Aged & Distilled this week released Napkin, software the company says is aimed at “concise visual communication.” Available exclusively in the Mac App Store, the $40 app aims to make simple work of creating annotated images.
The developers are targeting a wide swath of users: product managers, artists, software developers, designers, photographers, even technology writers. For those users and others, Napkin’s focus is on marking up images (or creating brand new ones), with a straightforward interface and quick, simple sharing.
True to the app’s name, new documents in Napkin open with a napkin-style background texture. (Napkin Style was Psy’s far less successful follow-up single, by the way.) If you prefer, you can make the background plain white or transparent instead.
You can start adding items to your canvas in all the ways you might think to try, and then some. You can paste in images from the clipboard, drag them from the desktop, choose Insert -> Image File, or click on the Image button in Napkin’s toolbar.
Napkin also includes buttons to quickly take and add screenshots or photos from your Mac’s built-in camera. When you choose to take a screenshot, Napkin hides itself; you can click any visible window to take a screenshot of it, or drag to capture a selection. Your screenshot is instantly added to your Napkin document. Photos you snap are, too—though I’d prefer an intermediary step to review the photograph just snapped before it gets inserted into the document for quicker retakes, when necessary. As is, though, it’s no big deal to delete an unwanted photo and click to take another.

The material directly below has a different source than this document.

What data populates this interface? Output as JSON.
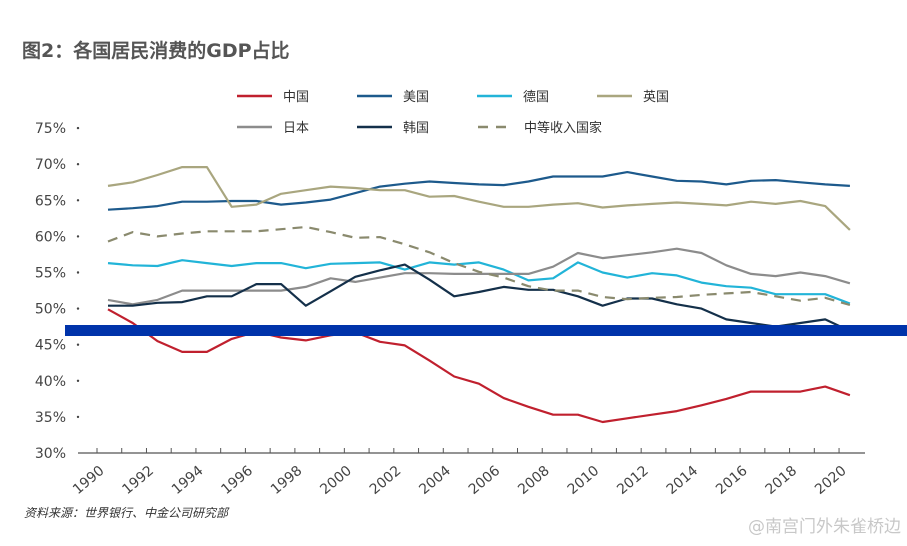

Merely assembling images, however, doesn’t scratch the surface of what Napkin can do. Once you have your images in place, you can add all sorts of additional details. Callouts provide magnified views of the images in your document. You choose what section of your image callouts are centered upon, adjust their level of magnification and even their shape, and drag them where you’d like them to go. They work great, and are cleverly implemented.
You can also add generic shapes. Clicking the toolbar icon for a new shape adds a square; clicking and dragging on the green dot on the square’s broder lets you reshape it to have rounded corners, or be a true circle. You can then further resize the shape to make it a rectangle or oval instead, and double-click it to add text. You can quickly add a circle, rectangle, or rounded rectangle from the Insert menu. The only thing lacking from shapes is the ability to give to use them for outlines: I could find no way to trace a circle or rectangle around a given section of an image. Callouts do much of what you might want to trace a shape for, but they’re not the same.
Drag between two objects to create an arrow. Arrows can be simple pointers, but you can also create what Napkin calls Red Lines instead. Those measure the pixel distance between either end, and display it, for when precise measurements of that sort are useful.
When you want to add other text to your document, you just start typing. (You can, instead, add a Text object first—but you don’t need to.) As you can with images, you can customize the look of text you add by adjusting your Frame setting. There are options like Plain, Capsule, Thumbtack, and Tape. I found that some options, like Paperclip, wouldn’t appear at all when Napkin determined there wasn’t enough vertical space to fit them. Until I figured that out, it was rather confusing when I’d add frames but they didn’t appear. Some of the more clever Frame options—like that paperclip—occlude the text beneath them; I’d love if such frames added a bit more padding to avoid that.

If your images contain sensitive information, you can use Napkin’s Redaction tool to black out those portions of the image you’d like to hide. You choose your redacting pen’s size with a fun slider that shows a live preview of how big the black-out will be as you drag.

Napkin includes a delightfully named File Pip, represented by a button labeled .png
in the upper right corner. Drag that wherever you’d like to instantly save an image version of your document. To the File Pip’s left is a Share button, which lets you share your document via iCloud, iMessage, AirDrop, Twitter, Facebook, or Flickr. When you share via iCloud, Napkin says that your file will survive for 14 days. Rather than offering up a lengthy, unattractive short URL, the app provides a shorter, nap.kn link. I found that I couldn’t successfully click the Copy Link button that Napkin shows after sharing via iCloud, but I could click the link itself, which opened it in my browser.
There are plenty of animations in Napkin, and they add a sense of whimsy to the proceedings. Are there any missing features or bugs? Sure, but surprisingly few for a 1.0 release: I longed for an option to re-crop images; the Undo menu option occasionally listed the wrong action label to take back (though it did the right thing regardless); and the Escape key didn’t work to back out of certain areas, like the Redaction interface.
On the whole, though, if you’re in the target audience for Napkin, it’s worth a look. And thanks to the intuitive controls, coupled with the copious in-app help (in both contextual and video form), it’s easy to learn, too.